Monday, April 30, 2007

Government was warned of Air India bombing

The inquiry looking into the 1985 Air India bombing will be told Monday that government agencies were warned a number of times an airline attack was imminent, the CBC has learned.
The official line has been that the government knew of no such information, a key issue for the victims' families. Many of them testified last fall that Canadian law enforcement agencies had to know much more than they've let on, the CBC's Terry Milewski reported Sunday.
For 22 years, the official storyline has been that the system did not fail because there were no specific warnings. But the inquiry — resuming Monday after lengthy wrangling over official secrecy — is about to hear of a months-long series of specific warnings about a coming attack on Air India.

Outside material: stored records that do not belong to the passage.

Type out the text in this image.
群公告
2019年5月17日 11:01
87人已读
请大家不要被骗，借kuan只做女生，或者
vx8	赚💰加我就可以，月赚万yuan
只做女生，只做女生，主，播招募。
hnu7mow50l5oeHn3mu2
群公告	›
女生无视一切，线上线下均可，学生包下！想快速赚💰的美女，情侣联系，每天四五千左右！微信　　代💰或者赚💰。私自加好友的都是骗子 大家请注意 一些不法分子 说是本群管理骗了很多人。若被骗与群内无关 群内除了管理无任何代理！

The warnings came from police informers, the Indian government and Air India itself, which told the RCMP three weeks before the bombing that Sikh extremists in Canada were planning to put bombs on Air India flights, Milewski reported.
On Monday, the inquiry will hear that the RCMP failed to give details of the Indian intelligence to the Canadian Security Intelligence Service, and that the airline itself failed to check bags against passengers, allowing an unaccompanied bag on to the plane, Milewski reported.
Furthermore, several police informers inside the Sikh extremist movement also reported the bomb plot. Paul Besso told CBC News he was spying on Sikh drug dealers when he heard about the plot.
CSIS also followed the plot leader, Talwinder Singh Parmar, to a test bombing on Vancouver Island, just three days after the tip from Air India about the bombs.
Vancouver police also monitored a meeting of Sikh militants, where one can be heard complaining that: "No ambassadors have been killed! What are you doing? Nothing!"
"You will see! Something will be done in two weeks," another person replied.